Keterangan Kruger itu patut
diragukan kebenarannya. Bagaimana pun, sampai bangsa Portugis datang, tidak
ditemukan bukti-bukti apapun yang menunjukkan adanya komunitas Kristiani di
Nusantara. Yang ada justru sebaliknya, ada banyak bukti-bukti tak-terbantahkan
tentang keberadaan komunitas muslim sejak abad ke-12 Masehi.
Berbeda dengan Islam
yang diperkenalkan dengan cara-cara damai, agama Kristen diperkenalkan ke
tengah penduduk pribumi oleh bangsa Portugis dengan kekerasan. Mereka melakukan
itu, seperti halnya bangsa Spanyol, karena permusuhan akut mereka terhadap
Islam. Menurut Bertram Johannes Otto Schrieke yang menulis Indonesian
Sociological Studies, tindakan-tindakan Portugis dan Spanyol seperti itu masih
dilandasi oleh semangat Perang Salib yang sebenarnya telah belalu beberapa abad
sebelumnya.
Bisa ditebak, tindakan-tindakan
bangsa Portugis justru mengundang kebencian dan sikap bermusuhan dari sebagian penduduk
pribumi. Tahun-tahun pertama bangsa Portugis di Malaka dan Maluku segera
menjadi tahun-tahun penuh permusuhan dan pertumpahan darah. Sequeira, misalnya,
selain gagal menjalankan tugas dari Raja Portugal ketika singgah di Malaka,
juga harus berperang melawan Sultan Mahmud Syah (1488—1528).

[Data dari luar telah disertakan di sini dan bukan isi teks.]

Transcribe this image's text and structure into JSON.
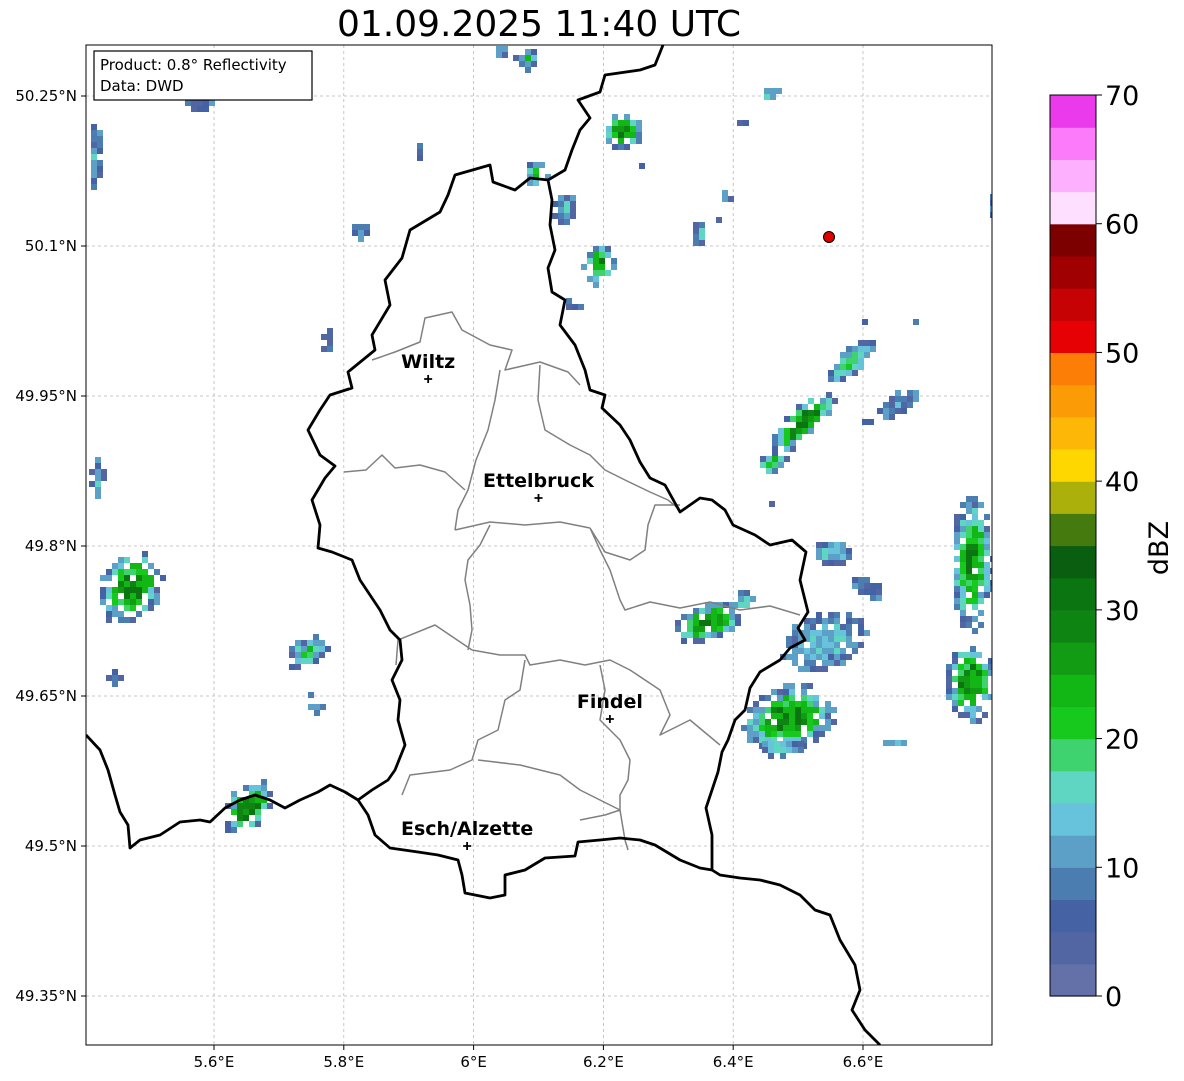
{
  "title": "01.09.2025 11:40 UTC",
  "info_box": {
    "product": "Product: 0.8° Reflectivity",
    "data_source": "Data: DWD"
  },
  "map": {
    "lon_ticks": [
      "5.6°E",
      "5.8°E",
      "6°E",
      "6.2°E",
      "6.4°E",
      "6.6°E"
    ],
    "lat_ticks": [
      "50.25°N",
      "50.1°N",
      "49.95°N",
      "49.8°N",
      "49.65°N",
      "49.5°N",
      "49.35°N"
    ],
    "cities": [
      {
        "name": "Wiltz",
        "lon": 5.93,
        "lat": 49.967
      },
      {
        "name": "Ettelbruck",
        "lon": 6.1,
        "lat": 49.848
      },
      {
        "name": "Findel",
        "lon": 6.21,
        "lat": 49.627
      },
      {
        "name": "Esch/Alzette",
        "lon": 5.99,
        "lat": 49.5
      }
    ],
    "marker_red_dot": {
      "lon": 6.55,
      "lat": 50.11,
      "color": "#dd0000"
    }
  },
  "colorbar": {
    "label": "dBZ",
    "tick_labels": [
      "0",
      "10",
      "20",
      "30",
      "40",
      "50",
      "60",
      "70"
    ],
    "colors": [
      "#6471a8",
      "#5166a3",
      "#4462a4",
      "#4b7db1",
      "#5ca0c8",
      "#67c2dc",
      "#5fd6c2",
      "#3ed36e",
      "#16c91c",
      "#12b615",
      "#119c13",
      "#0e8512",
      "#0b7511",
      "#0a5e10",
      "#447a0e",
      "#acb00a",
      "#fed700",
      "#fdb807",
      "#fb9c06",
      "#fc7e06",
      "#e60104",
      "#c60205",
      "#a10003",
      "#7d0001",
      "#fedfff",
      "#fdb0fe",
      "#fc7bfb",
      "#ea3aeb"
    ]
  }
}
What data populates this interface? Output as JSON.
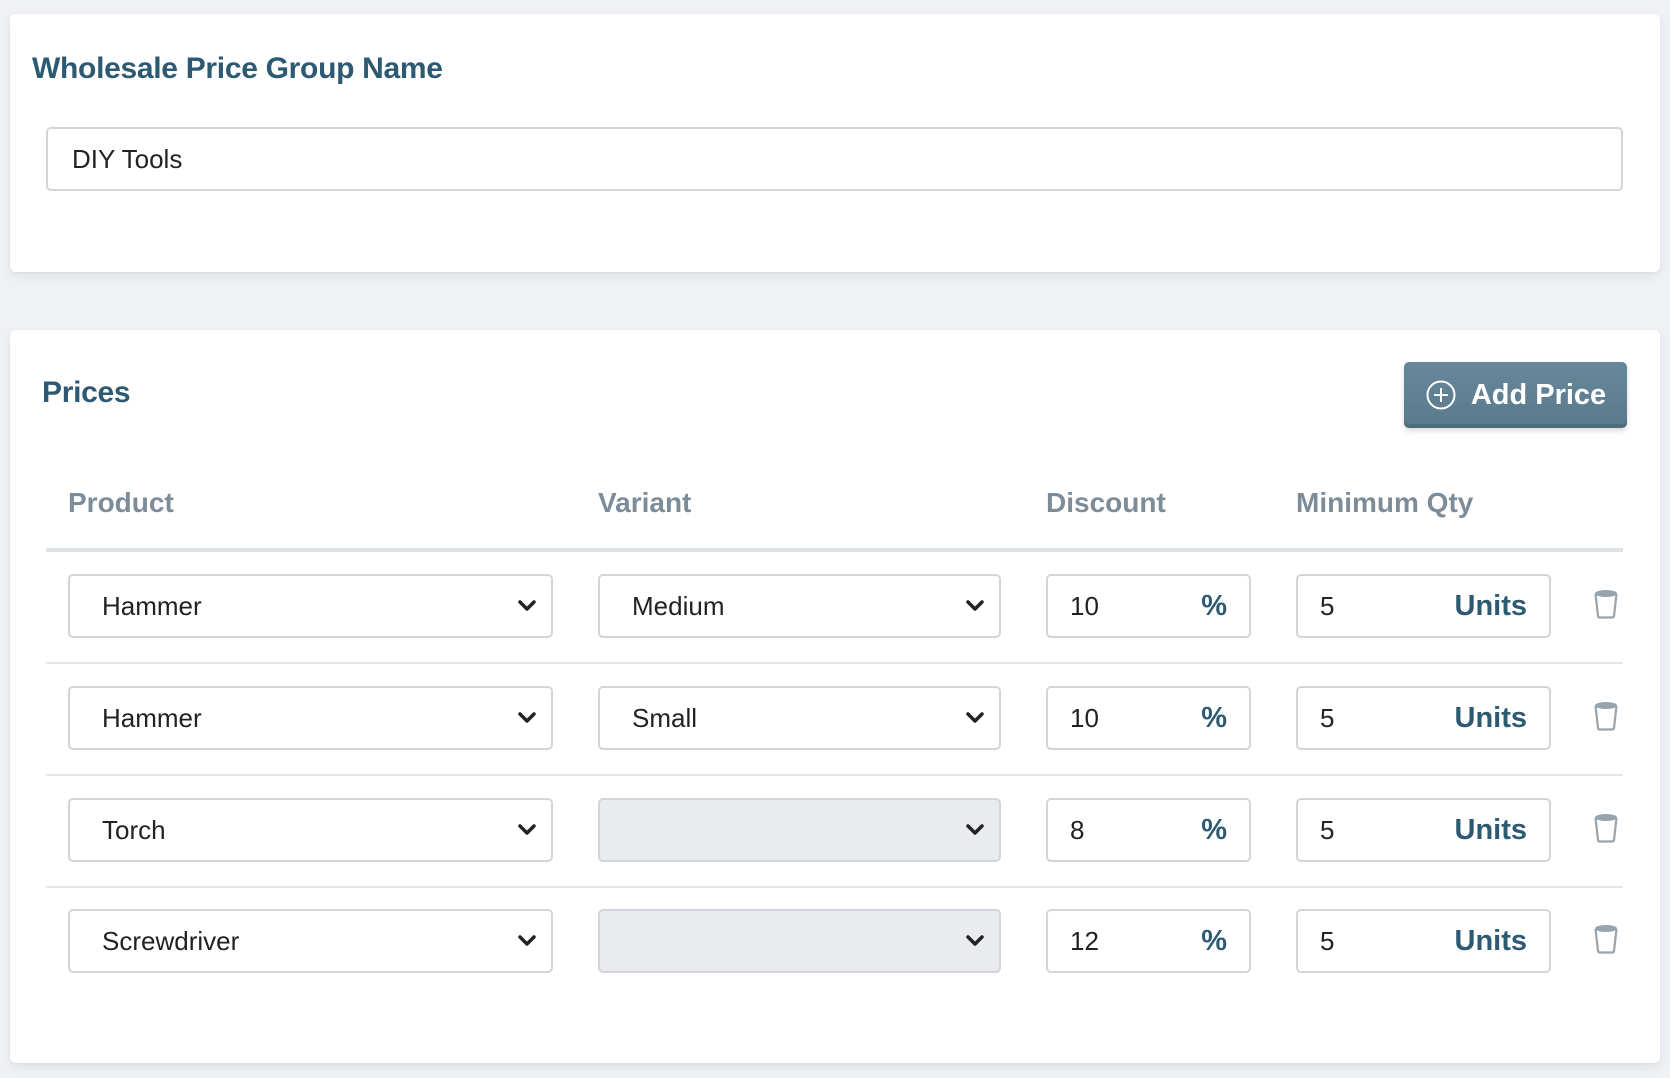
{
  "group_name_card": {
    "title": "Wholesale Price Group Name",
    "input_value": "DIY Tools"
  },
  "prices_card": {
    "title": "Prices",
    "add_button_label": "Add Price",
    "add_button_icon": "plus-circle-icon",
    "columns": [
      "Product",
      "Variant",
      "Discount",
      "Minimum Qty"
    ],
    "rows": [
      {
        "product": "Hammer",
        "variant": "Medium",
        "variant_disabled": false,
        "discount": "10",
        "discount_suffix": "%",
        "min_qty": "5",
        "min_qty_suffix": "Units"
      },
      {
        "product": "Hammer",
        "variant": "Small",
        "variant_disabled": false,
        "discount": "10",
        "discount_suffix": "%",
        "min_qty": "5",
        "min_qty_suffix": "Units"
      },
      {
        "product": "Torch",
        "variant": "",
        "variant_disabled": true,
        "discount": "8",
        "discount_suffix": "%",
        "min_qty": "5",
        "min_qty_suffix": "Units"
      },
      {
        "product": "Screwdriver",
        "variant": "",
        "variant_disabled": true,
        "discount": "12",
        "discount_suffix": "%",
        "min_qty": "5",
        "min_qty_suffix": "Units"
      }
    ],
    "row_action_icon": "trash-icon"
  },
  "colors": {
    "heading": "#2d5a72",
    "column_header": "#7d8c99",
    "button_bg": "#5f7f91",
    "page_bg": "#eff1f5"
  }
}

Sebagian pasukan
Sequeira waktu itu ditawan oleh pasukan sultan, sebagian lagi dibunuh.
Misal yang lain, di
Ternate, akibat usaha kristenisasi dan perilaku tidak sopan dari orang-orang
Portugis, muncul ketegangan antara mereka dan penguasa setempat. Puncaknya,
pada 1535, orang-orang Portugis di sana memaksa turun Raja Tabariji (atau
Tabarija yang berkuasa selama 1523—1535), membuangnya ke Goa, India, dan
membuatnya memeluk Kristen di sana. Malangnya, bekas raja yang bernama baptis
Dom Manuel itu meninggal dunia di Malaka pada 1545 dalam perjalanan pulang
menuju Ternate.
Di luar Malaka dan
Maluku, Portugis juga terpaksa berperang di Solor, Kepulauan Nusa Tenggara
sekarang. Mereka dikepung oleh penduduk setempat yang tidak menyukai Portugis
dan agama mereka. Karena kewalahan dengan perlawanan besar-besaran dari
penduduk sepanjang 1598—1599, Portugis akhirnya mengirimkan armada yang terdiri
dari 90 kapal untuk menghentikan perlawanan itu.
Beda dengan di Maluku,
di Solor, yang menyebarkan Katolik adalah misionaris-misionaris dari Ordo
Dominikan. Mereka membangun benteng dari batang pohon kelapa pada 1562 pada
waktu berkecamuk konflik antara Portugis dan penduduk Solor. Benteng tersebut
akhirnya dibakar oleh bala bantuan dari Jawa yang datang untuk ikut memerangi
Portugis pada 1563.
Orang-orang Portugis
tetap bertahan di Solor. Demikian pula dengan para misionaris dari Ordo
Dominikan itu. Benteng yang terbakar itu dibangun kembali sebagai pusat
kristenisasi di sana. Portugis baru pergi dari Solor, diusir oleh orang-orang
Belanda pada 1636.
Bagaimana kristenisasi
yang digiatkan oleh orang-orang Belanda?
Rentang waktu 1598—1602
adalah satu zaman yang lebih dikenal sebagai zaman pelayaran-pelayaran liar (wilde
vaart). Seperti yang telah lewat, pada rentang waktu itu,
perusahaan-perusahaan ekspedisi Belanda berlomba-lomba mengirimkan kapal-kapal
layar mereka menuju Nusantara. Tidak semuanya berhasil, namun persaingan yang
terjadi membuat suasana menjadi tidak sehat. Parlemen Belanda pun mengusulkan
agar perusahan-perusahaan tersebut menggabungkan kepentingan mereka itu ke
dalam sebuah perkongsian.
Setelah empat tahun
berlalu, usul parlemen akhirnya direalisasikan. Tepat pada tanggal 20 Maret
1602, perusahaan-perusahaan yang bersaing itu mendirikan sebuah kongsi dagang
yang disebut Vereenigde Oost-Indische Compagnie[1]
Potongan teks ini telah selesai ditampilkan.